Neutrophils have an important role in the immune response against pathogens, but the mechanism by which they mediate their protective effect is poorly understood. A recent study in Immunity shows that during infection neutrophils migrate to the lymph nodes, where they form dynamic clusters, referred to as swarms, that have an important role in the defence against intracellular parasites.

To examine neutrophil trafficking to the lymph nodes, the authors used mice in which neutrophils expressed green fluorescent protein, infected them with the intracellular parasite Toxoplasma gondii and examined tissue sections of the lymph nodes by fluorescence microscopy. They observed that neutrophils rapidly migrated to the lymph nodes after infection, and this was dependent on their expression of the adaptor protein MyD88 (myeloid differentiation primary-response gene 88). Moreover, infiltrating neutrophils were found to form swarms, and these coincided with the location of the parasites in the lymph nodes.

The authors then investigated the dynamics of neutrophil swarm formation using two-photon-laser-scanning microscopy of intact draining lymph nodes. They observed that neutrophils formed two types of swarm following infection with T. gondii: transient swarms, which were smaller and dissolved quickly, and persistent swarms, which were larger (owing to continuous neutrophil migration and merging with nearby swarms) and persisted for the duration of the imaging period. Based on this, the authors propose that, once a swarm reaches a certain size, the signal generated from the neutrophils overpowers the signal of neighbouring swarms, generating a stable swarm centre. Neutrophils were also found to migrate towards these swarms in a directed manner and in streams, which indicates that there might be communication between the cells.

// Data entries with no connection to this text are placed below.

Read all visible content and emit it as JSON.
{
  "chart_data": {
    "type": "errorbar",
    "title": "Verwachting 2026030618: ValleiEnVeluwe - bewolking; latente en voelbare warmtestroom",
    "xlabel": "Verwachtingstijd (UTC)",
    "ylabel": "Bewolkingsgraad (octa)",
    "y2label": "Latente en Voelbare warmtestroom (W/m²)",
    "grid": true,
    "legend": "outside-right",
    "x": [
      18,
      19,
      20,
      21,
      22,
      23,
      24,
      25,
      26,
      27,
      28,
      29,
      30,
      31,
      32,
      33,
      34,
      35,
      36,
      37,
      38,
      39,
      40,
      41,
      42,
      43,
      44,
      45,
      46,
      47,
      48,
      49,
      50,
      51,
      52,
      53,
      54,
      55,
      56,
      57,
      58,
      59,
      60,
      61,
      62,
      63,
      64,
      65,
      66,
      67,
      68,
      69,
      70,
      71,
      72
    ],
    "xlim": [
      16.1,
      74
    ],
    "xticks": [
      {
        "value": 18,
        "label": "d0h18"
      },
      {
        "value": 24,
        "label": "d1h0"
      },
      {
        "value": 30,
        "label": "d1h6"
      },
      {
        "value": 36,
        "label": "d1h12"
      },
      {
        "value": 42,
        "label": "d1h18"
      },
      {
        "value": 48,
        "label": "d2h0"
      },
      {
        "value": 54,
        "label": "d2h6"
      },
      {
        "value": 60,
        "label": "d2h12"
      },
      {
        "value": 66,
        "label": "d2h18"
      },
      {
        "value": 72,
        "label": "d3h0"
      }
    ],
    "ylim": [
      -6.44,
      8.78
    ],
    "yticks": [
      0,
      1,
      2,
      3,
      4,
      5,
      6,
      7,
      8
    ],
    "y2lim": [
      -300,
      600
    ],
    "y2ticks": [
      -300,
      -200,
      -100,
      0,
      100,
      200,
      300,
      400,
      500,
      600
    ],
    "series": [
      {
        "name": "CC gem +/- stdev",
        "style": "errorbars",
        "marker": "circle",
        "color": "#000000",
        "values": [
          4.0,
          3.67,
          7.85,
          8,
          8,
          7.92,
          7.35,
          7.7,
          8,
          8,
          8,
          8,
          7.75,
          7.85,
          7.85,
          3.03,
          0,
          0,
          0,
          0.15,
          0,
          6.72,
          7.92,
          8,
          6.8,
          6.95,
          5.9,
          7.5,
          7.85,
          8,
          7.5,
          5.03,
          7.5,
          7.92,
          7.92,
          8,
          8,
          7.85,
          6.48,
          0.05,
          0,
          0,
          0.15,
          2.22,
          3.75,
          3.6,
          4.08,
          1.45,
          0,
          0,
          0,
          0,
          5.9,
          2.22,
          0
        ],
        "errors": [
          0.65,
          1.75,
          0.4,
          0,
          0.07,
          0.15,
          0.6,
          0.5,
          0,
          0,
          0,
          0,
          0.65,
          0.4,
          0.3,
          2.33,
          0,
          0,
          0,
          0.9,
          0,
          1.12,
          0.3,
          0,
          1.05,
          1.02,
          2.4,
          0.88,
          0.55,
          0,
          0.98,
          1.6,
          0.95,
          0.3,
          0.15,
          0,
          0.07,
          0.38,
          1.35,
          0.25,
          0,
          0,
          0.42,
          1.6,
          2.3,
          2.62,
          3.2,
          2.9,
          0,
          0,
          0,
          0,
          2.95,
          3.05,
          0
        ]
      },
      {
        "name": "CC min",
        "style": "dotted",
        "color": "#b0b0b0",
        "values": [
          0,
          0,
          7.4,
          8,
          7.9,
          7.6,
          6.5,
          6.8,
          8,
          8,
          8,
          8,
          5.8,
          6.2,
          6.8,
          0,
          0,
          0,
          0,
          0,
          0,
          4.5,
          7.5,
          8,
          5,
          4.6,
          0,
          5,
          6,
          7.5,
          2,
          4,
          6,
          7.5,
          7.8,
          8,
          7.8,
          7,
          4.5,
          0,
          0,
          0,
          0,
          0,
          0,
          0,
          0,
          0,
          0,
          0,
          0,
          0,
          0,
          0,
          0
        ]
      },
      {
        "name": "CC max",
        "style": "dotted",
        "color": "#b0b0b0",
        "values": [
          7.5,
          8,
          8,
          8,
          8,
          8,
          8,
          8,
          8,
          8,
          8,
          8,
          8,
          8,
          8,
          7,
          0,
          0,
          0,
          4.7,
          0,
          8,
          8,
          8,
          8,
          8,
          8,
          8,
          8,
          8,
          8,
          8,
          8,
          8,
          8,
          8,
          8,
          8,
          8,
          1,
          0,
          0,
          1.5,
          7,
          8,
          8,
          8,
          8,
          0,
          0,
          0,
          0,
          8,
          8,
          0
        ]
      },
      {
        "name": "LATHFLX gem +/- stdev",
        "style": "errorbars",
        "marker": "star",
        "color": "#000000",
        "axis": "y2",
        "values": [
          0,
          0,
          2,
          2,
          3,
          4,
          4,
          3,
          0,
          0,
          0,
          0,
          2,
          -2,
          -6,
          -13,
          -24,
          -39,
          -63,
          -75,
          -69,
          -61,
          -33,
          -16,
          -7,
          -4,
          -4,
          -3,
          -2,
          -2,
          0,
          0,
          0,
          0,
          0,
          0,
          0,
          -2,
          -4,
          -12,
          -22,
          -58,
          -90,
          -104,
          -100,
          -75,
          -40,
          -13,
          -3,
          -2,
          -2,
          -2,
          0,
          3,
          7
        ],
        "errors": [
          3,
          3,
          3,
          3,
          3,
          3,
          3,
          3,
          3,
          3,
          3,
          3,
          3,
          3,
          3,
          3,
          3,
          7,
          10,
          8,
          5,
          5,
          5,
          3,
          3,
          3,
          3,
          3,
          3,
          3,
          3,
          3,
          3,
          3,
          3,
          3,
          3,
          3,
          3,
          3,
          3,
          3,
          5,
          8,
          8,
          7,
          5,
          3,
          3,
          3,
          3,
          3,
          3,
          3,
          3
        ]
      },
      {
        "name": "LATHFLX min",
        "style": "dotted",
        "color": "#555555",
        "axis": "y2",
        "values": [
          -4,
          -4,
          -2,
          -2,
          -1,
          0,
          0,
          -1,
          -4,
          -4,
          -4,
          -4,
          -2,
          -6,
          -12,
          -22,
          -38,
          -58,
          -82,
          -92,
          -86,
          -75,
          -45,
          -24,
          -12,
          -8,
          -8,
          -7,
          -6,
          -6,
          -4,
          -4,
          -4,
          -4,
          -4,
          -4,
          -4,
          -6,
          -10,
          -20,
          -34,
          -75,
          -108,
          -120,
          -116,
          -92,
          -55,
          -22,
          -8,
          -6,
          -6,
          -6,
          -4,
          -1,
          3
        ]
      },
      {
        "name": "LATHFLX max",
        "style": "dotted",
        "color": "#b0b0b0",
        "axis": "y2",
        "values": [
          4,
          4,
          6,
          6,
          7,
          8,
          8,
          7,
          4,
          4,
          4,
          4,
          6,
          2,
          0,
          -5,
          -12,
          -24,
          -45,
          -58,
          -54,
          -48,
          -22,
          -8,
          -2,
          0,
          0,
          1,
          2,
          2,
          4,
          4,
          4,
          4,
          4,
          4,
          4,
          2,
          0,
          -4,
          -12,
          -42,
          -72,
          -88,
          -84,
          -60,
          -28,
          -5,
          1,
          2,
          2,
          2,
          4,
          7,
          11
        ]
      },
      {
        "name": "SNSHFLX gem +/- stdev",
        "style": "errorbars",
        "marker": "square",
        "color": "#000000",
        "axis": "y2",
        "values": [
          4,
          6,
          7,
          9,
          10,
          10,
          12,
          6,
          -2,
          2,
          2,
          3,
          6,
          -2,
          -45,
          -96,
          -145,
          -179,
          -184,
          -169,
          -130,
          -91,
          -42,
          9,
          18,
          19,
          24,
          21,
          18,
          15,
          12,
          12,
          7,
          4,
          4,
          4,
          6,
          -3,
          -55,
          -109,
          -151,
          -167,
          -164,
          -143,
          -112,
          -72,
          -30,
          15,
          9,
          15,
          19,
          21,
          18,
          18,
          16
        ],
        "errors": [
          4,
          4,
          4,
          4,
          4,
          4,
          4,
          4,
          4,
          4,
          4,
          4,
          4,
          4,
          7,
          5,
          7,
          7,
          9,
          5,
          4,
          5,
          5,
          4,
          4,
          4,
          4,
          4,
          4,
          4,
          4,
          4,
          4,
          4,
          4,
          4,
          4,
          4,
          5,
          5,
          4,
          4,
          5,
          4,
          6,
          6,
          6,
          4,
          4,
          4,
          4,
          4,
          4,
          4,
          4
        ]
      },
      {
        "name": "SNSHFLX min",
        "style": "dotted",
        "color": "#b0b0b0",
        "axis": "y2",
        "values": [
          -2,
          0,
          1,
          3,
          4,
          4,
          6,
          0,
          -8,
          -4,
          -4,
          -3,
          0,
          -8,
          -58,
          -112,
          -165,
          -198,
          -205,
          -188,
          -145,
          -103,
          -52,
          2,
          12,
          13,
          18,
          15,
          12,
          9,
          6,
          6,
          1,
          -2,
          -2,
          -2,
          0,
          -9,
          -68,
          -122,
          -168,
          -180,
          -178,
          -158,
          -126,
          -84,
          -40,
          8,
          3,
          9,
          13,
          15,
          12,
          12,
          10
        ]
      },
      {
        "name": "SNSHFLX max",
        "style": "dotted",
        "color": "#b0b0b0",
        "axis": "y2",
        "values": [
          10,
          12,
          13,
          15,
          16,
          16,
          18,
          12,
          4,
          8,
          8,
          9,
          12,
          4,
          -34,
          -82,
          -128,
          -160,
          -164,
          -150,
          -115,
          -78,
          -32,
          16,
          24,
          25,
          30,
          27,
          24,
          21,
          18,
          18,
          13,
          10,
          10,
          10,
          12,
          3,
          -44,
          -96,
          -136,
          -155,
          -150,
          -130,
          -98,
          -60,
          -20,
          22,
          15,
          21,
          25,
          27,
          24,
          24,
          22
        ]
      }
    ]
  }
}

The authors went on to examine how the swarms were assembled following infection and observed that they could be initiated by the cooperative action of neutrophils and parasite egress from infected cells of the lymph node. More specifically, small clusters were initially formed by a few 'pioneer' neutrophils, and these clusters induced the migration of other cells into the swarm.

As neutrophils are known to degrade tissues through the secretion of enzymes, the authors then examined whether the appearance of swarms corresponded with the destruction of infected cells in the lymph nodes. Indeed, they observed that the continuous layer of CD169+ macrophages that is normally found in the subcapsular sinus of the lymph node was disrupted following infection with T. gondii, with gaps in this area corresponding to the location of neutrophil swarms. This suggests that, following parasite infection, neutrophil swarms disrupt the structure of the lymph node by removing subcapsular-sinus macrophages.

Taken together, these data indicate that signals released by parasites during their egress from infected cells and by pioneer neutrophils result in the formation of dynamic swarms, which remove infected macrophages in the subcapsular sinus of the lymph node.